Think back to your first period, how did you feel? I don't think it's a stretch to say many of us might remember being upset, angry, scared, at least uneasy. Karen Houppert is the author of a brilliant book The Curse: Confronting The Last Unmentionable Taboo: Menstruation' which charts how early education for young women about periods was driven by the growing feminine hygiene industry - their message was that periods are unsightly, smelly and unattractive. The blood must not leak onto clothes, must not show, and must not be spoken of. Periods have always been socially linked with sexual maturity. So, the messages are as much about female sexuality as they are about menstruation. The more disgusted women could be persuaded to be about their periods, the more hygiene products they would buy, until as Houppert points out, the industry had many women convinced they should be using pads even on days around their period, just in case, and days far from their period - for all those other unsightly leakages. Menstruation is also linked socially with weakness and frailty of the body, and the mind - a long-held, entrenched justification for women's inferiority to men. Not to mention the perils of PMS which was said in 1978 by Dr Katharina Dalton, author of Once A Month: The Original PMS Handbook to 'threaten the very foundations of society.'
Considering the history, it's not surprising 80% of Company readers want to be rid of periods - 'what a bore' is right! Why would anyone want to deal with all the social and cultural negative baggage that surrounds our biology? It does seem a whole lot easier just to do without. Then we can get on with the business of being just as capable as men, without all the incessant nagging and condescension. We have come to think of ourselves as horribly hindered by this monthly event, held back by it even, and so when presented with such a choice it looks like liberation.
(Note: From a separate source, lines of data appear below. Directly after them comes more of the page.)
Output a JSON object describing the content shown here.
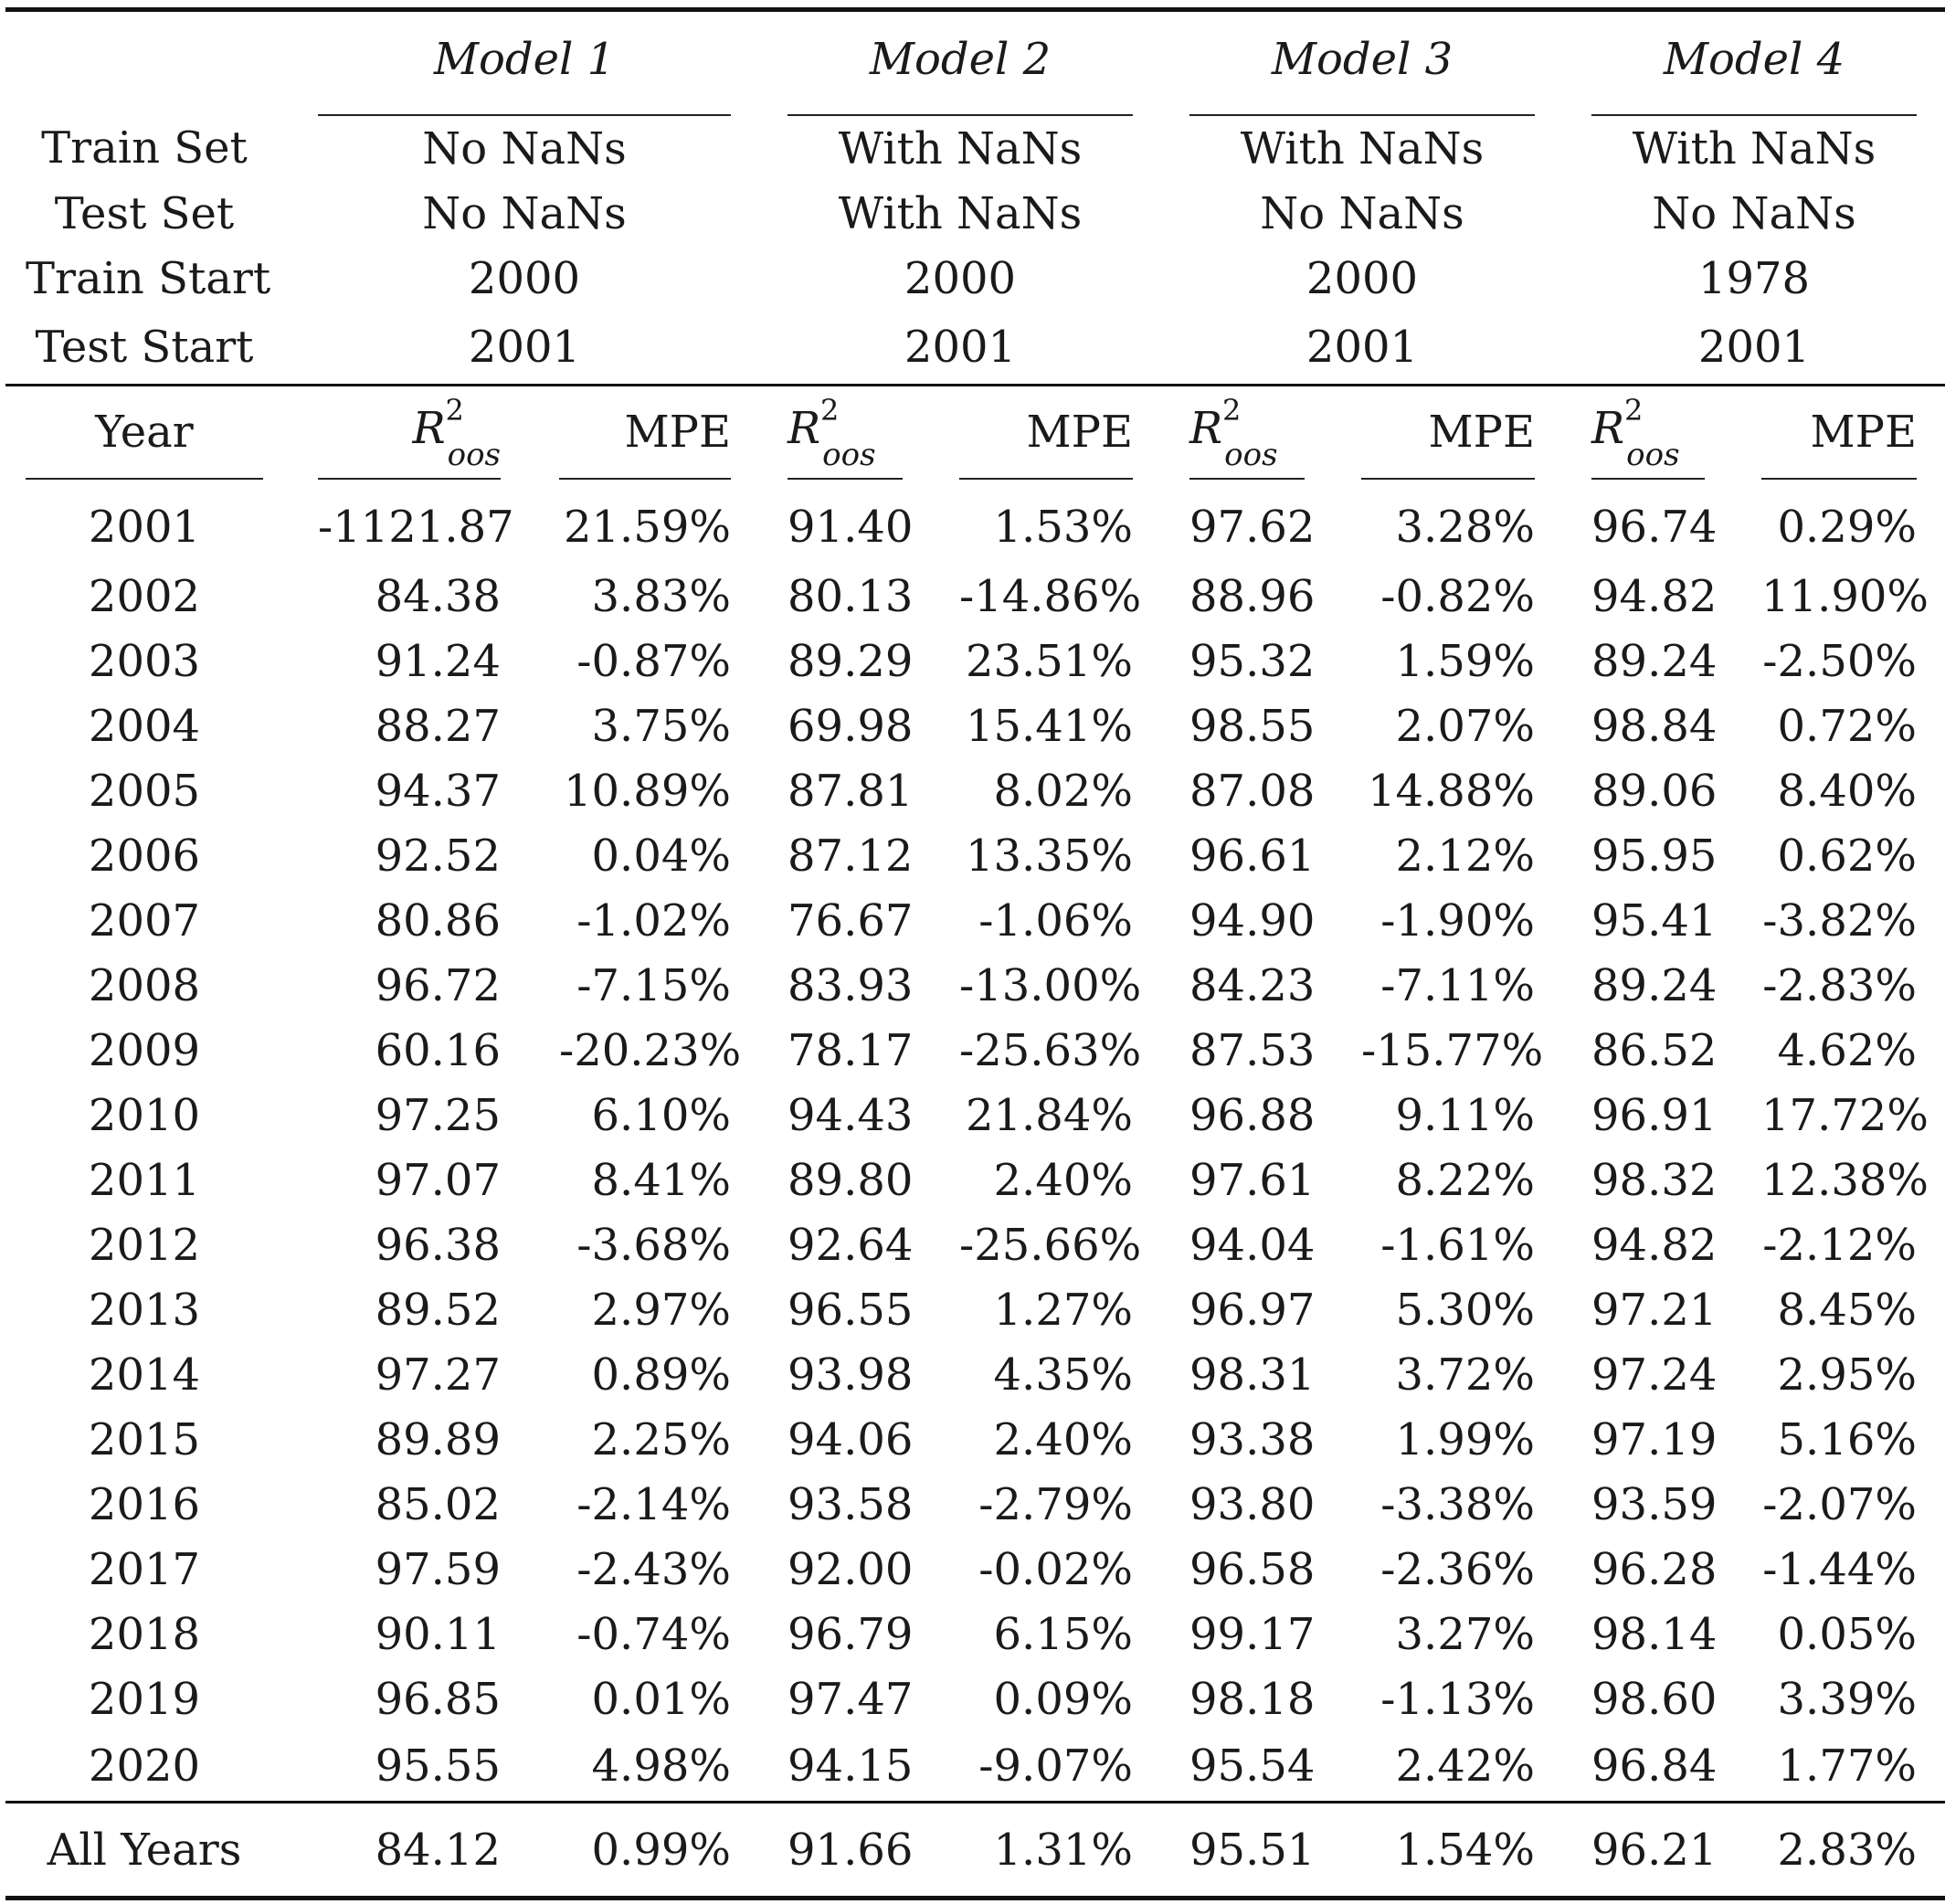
{
  "models": [
    {
      "name": "Model 1",
      "train_set": "No NaNs",
      "test_set": "No NaNs",
      "train_start": "2000",
      "test_start": "2001"
    },
    {
      "name": "Model 2",
      "train_set": "With NaNs",
      "test_set": "With NaNs",
      "train_start": "2000",
      "test_start": "2001"
    },
    {
      "name": "Model 3",
      "train_set": "With NaNs",
      "test_set": "No NaNs",
      "train_start": "2000",
      "test_start": "2001"
    },
    {
      "name": "Model 4",
      "train_set": "With NaNs",
      "test_set": "No NaNs",
      "train_start": "1978",
      "test_start": "2001"
    }
  ],
  "row_labels": {
    "train_set": "Train Set",
    "test_set": "Test Set",
    "train_start": "Train Start",
    "test_start": "Test Start",
    "year": "Year",
    "r2_base": "R",
    "r2_sup": "2",
    "r2_sub": "oos",
    "mpe": "MPE"
  },
  "rows": [
    {
      "year": "2001",
      "values": [
        "-1121.87",
        "21.59%",
        "91.40",
        "1.53%",
        "97.62",
        "3.28%",
        "96.74",
        "0.29%"
      ]
    },
    {
      "year": "2002",
      "values": [
        "84.38",
        "3.83%",
        "80.13",
        "-14.86%",
        "88.96",
        "-0.82%",
        "94.82",
        "11.90%"
      ]
    },
    {
      "year": "2003",
      "values": [
        "91.24",
        "-0.87%",
        "89.29",
        "23.51%",
        "95.32",
        "1.59%",
        "89.24",
        "-2.50%"
      ]
    },
    {
      "year": "2004",
      "values": [
        "88.27",
        "3.75%",
        "69.98",
        "15.41%",
        "98.55",
        "2.07%",
        "98.84",
        "0.72%"
      ]
    },
    {
      "year": "2005",
      "values": [
        "94.37",
        "10.89%",
        "87.81",
        "8.02%",
        "87.08",
        "14.88%",
        "89.06",
        "8.40%"
      ]
    },
    {
      "year": "2006",
      "values": [
        "92.52",
        "0.04%",
        "87.12",
        "13.35%",
        "96.61",
        "2.12%",
        "95.95",
        "0.62%"
      ]
    },
    {
      "year": "2007",
      "values": [
        "80.86",
        "-1.02%",
        "76.67",
        "-1.06%",
        "94.90",
        "-1.90%",
        "95.41",
        "-3.82%"
      ]
    },
    {
      "year": "2008",
      "values": [
        "96.72",
        "-7.15%",
        "83.93",
        "-13.00%",
        "84.23",
        "-7.11%",
        "89.24",
        "-2.83%"
      ]
    },
    {
      "year": "2009",
      "values": [
        "60.16",
        "-20.23%",
        "78.17",
        "-25.63%",
        "87.53",
        "-15.77%",
        "86.52",
        "4.62%"
      ]
    },
    {
      "year": "2010",
      "values": [
        "97.25",
        "6.10%",
        "94.43",
        "21.84%",
        "96.88",
        "9.11%",
        "96.91",
        "17.72%"
      ]
    },
    {
      "year": "2011",
      "values": [
        "97.07",
        "8.41%",
        "89.80",
        "2.40%",
        "97.61",
        "8.22%",
        "98.32",
        "12.38%"
      ]
    },
    {
      "year": "2012",
      "values": [
        "96.38",
        "-3.68%",
        "92.64",
        "-25.66%",
        "94.04",
        "-1.61%",
        "94.82",
        "-2.12%"
      ]
    },
    {
      "year": "2013",
      "values": [
        "89.52",
        "2.97%",
        "96.55",
        "1.27%",
        "96.97",
        "5.30%",
        "97.21",
        "8.45%"
      ]
    },
    {
      "year": "2014",
      "values": [
        "97.27",
        "0.89%",
        "93.98",
        "4.35%",
        "98.31",
        "3.72%",
        "97.24",
        "2.95%"
      ]
    },
    {
      "year": "2015",
      "values": [
        "89.89",
        "2.25%",
        "94.06",
        "2.40%",
        "93.38",
        "1.99%",
        "97.19",
        "5.16%"
      ]
    },
    {
      "year": "2016",
      "values": [
        "85.02",
        "-2.14%",
        "93.58",
        "-2.79%",
        "93.80",
        "-3.38%",
        "93.59",
        "-2.07%"
      ]
    },
    {
      "year": "2017",
      "values": [
        "97.59",
        "-2.43%",
        "92.00",
        "-0.02%",
        "96.58",
        "-2.36%",
        "96.28",
        "-1.44%"
      ]
    },
    {
      "year": "2018",
      "values": [
        "90.11",
        "-0.74%",
        "96.79",
        "6.15%",
        "99.17",
        "3.27%",
        "98.14",
        "0.05%"
      ]
    },
    {
      "year": "2019",
      "values": [
        "96.85",
        "0.01%",
        "97.47",
        "0.09%",
        "98.18",
        "-1.13%",
        "98.60",
        "3.39%"
      ]
    },
    {
      "year": "2020",
      "values": [
        "95.55",
        "4.98%",
        "94.15",
        "-9.07%",
        "95.54",
        "2.42%",
        "96.84",
        "1.77%"
      ]
    }
  ],
  "total": {
    "label": "All Years",
    "values": [
      "84.12",
      "0.99%",
      "91.66",
      "1.31%",
      "95.51",
      "1.54%",
      "96.21",
      "2.83%"
    ]
  }
}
Company rounds up some experts to support their enthusiasm. They argue that it is a 'myth' that women actually 'need' periods, and that stopping menstruation has 'no detrimental effect on health.' As Dr Susan Rako says in her book No More Periods? The Risks Of Menstrual Suppression there is no good medical reason for actual menstruation, but what about the cycle that brings menstruation about? If we choose to prevent ourselves having periods, we are choosing to prevent ourselves having the monthly cycle of hormonal changes that brings about ovulation and menstruation. This cycle is intrinsically associated with many bodily systems including those that regulate body temperature, blood glucose levels, energy levels, memory and concentration abilities, brain wave patterns, fine motor coordination, metabolism, adrenalin levels, visual, auditory and olfactory acuity, the concentration of vitamins and thyroid and adrenal hormone production.
Menstruation within the cycle is controlled by the endocrine system, which in producing the rise and fall in the flow of hormones acts on every organ in the human body. Not menstruating is more than a matter of not bleeding, it means not ovulating, not experiencing any of the hormonal fluctuations that balance the workings of your entire body. Menstruating was once thought of as one of the vital signs of good health. Contraceptives that suppress the ovulation menstruation cycle do not 'cure' painful or heavy periods and can mask over health issues, allowing them to go untreated. By focusing on periods as separate from the cycle, LARCs and the Pill look like much more attractive options, but this presentation is very misleading.
The conclusion of the Company feature states 'Periods are no longer taboo. We are as likely to talk about them as we are our latest TopShop purchase.' We might be talking about them more - menstruation activism is definitely gaining ground - but what are the majority of us saying? It's nothing positive.